Cautionary tale, case study, or tragicomedy of errors? Even years after his death, the saga of the English translations of Mann has failed to find a satisfactory ending, and presumably for some considerable time to come, if not indefinitely, two Thomas Manns will continue to coexist in our midst: the German original, read chiefly by academics and some students of German, and the Lowe-Porter ‘adaptations into English’, which offer the unsuspecting general public access to another, a pseudo- Mann that Thomas, warned of the shortcomings of his would-be translator, had feared might result from her being appointed. For his ‘pact’ with the prestigious publishing house of Alfred A. Knopf, which would bring him royalties and recognition in the English-speaking world, but no say in the choice of his English echo, he paid a high price indeed.

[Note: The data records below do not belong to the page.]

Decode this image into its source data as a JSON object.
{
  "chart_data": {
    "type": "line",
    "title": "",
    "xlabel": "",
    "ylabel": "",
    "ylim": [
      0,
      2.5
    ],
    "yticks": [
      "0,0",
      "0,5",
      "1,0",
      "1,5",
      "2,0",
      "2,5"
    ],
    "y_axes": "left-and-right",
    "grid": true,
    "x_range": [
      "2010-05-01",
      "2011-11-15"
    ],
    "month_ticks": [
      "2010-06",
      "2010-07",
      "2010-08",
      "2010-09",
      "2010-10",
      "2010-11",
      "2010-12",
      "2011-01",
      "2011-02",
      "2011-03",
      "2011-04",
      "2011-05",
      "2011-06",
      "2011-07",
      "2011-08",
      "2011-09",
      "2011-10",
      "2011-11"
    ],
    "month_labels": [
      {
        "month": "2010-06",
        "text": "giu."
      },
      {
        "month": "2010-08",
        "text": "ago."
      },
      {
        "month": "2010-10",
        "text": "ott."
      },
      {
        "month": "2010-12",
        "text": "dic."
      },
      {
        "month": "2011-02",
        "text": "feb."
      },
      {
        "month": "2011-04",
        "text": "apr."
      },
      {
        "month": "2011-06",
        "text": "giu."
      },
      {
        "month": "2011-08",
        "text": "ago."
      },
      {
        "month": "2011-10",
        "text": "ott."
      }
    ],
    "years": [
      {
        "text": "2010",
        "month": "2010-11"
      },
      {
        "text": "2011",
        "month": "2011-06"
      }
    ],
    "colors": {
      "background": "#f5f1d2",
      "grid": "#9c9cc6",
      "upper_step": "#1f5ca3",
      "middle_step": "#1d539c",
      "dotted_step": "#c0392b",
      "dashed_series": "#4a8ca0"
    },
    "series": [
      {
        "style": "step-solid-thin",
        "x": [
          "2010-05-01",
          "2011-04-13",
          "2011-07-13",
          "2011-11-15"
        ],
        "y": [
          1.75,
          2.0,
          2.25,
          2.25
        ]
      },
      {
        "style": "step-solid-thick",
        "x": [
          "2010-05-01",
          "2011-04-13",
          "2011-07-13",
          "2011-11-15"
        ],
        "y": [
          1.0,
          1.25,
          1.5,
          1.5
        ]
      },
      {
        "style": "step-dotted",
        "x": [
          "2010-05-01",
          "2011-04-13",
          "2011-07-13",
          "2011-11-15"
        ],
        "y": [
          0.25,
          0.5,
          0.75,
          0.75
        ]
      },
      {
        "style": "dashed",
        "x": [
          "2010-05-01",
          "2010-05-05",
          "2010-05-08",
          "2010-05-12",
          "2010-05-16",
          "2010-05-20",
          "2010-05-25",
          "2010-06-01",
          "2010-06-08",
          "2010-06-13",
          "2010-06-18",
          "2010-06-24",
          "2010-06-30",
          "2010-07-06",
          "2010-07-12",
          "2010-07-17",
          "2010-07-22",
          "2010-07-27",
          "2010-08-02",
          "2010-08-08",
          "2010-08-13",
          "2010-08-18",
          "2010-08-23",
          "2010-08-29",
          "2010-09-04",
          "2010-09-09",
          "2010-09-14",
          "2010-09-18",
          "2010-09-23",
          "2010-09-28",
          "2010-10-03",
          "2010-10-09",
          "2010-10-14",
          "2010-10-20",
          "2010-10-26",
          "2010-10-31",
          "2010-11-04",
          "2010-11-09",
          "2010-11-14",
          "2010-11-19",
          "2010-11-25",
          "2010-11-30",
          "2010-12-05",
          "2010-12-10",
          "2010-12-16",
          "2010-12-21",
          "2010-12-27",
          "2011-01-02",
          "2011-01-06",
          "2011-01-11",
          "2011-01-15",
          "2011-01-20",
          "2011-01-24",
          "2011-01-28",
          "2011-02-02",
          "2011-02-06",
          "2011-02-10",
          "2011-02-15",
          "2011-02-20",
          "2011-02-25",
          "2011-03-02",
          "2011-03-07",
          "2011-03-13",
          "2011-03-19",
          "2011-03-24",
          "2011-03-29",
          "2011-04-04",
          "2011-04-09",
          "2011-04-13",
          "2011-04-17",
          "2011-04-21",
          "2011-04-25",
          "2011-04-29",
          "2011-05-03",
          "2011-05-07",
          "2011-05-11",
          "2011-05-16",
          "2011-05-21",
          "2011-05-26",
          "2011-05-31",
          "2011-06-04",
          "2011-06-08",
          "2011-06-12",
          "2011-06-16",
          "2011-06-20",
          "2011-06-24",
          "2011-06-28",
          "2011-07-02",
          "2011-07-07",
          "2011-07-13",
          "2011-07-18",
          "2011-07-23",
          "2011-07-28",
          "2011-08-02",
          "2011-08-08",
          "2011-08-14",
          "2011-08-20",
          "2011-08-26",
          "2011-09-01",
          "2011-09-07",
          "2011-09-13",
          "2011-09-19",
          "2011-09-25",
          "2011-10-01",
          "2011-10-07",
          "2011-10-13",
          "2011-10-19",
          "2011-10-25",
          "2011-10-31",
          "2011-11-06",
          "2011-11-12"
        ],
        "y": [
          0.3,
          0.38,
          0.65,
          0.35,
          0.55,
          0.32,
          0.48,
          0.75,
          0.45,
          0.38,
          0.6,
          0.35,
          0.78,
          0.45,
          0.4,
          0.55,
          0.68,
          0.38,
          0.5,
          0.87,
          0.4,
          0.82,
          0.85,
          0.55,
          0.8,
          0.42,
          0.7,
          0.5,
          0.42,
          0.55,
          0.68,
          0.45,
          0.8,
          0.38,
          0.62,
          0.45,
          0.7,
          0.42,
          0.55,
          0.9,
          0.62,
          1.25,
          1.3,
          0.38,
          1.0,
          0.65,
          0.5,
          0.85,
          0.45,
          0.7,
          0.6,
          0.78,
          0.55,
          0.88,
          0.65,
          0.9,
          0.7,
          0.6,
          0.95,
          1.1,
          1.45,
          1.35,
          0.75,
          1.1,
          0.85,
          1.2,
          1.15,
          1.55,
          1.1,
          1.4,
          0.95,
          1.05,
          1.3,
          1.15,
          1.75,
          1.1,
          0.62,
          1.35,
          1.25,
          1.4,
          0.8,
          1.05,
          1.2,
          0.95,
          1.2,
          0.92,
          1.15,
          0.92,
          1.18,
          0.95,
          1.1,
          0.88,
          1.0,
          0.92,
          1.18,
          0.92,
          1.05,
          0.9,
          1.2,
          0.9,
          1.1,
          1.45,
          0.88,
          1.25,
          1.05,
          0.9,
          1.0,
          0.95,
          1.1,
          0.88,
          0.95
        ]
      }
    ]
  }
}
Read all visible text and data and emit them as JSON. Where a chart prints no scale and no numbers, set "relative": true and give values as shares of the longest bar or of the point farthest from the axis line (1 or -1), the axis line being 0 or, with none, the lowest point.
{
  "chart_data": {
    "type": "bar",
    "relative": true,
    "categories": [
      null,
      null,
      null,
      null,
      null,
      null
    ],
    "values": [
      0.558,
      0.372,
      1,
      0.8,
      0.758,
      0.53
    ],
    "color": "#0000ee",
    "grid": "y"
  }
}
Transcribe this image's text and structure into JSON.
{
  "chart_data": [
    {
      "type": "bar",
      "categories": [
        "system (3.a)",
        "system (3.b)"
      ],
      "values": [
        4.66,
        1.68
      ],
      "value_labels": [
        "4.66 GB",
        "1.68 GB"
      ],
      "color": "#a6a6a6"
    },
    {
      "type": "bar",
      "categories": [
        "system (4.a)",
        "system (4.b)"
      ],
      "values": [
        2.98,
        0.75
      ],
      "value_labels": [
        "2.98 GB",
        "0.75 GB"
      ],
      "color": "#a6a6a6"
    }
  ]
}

Thus writes Timothy Buck in his interesting, if disquieting essay “Loyalty and License: Thomas Mann’s fiction in English translation” (The Modern Language Review, Vol. 91, No. 4 (Oct., 1996), pp. 898-92), where he, thoroughly, brilliantly, and frighteningly dissects Helen Lowe-Porter’s “damaging” translation of Mann’s work, which reads horrible. The amount of falsifying, incompetence both in English and German, that Buck unearths here, is staggering. The same argument is developed in Buck’s chapter in The Cambridge Companion to Thomas Mann, which I highly recommend. If you want to read Thomas Mann in English or have done so and are interested how much Mann you can get for your money, these essays are required reading.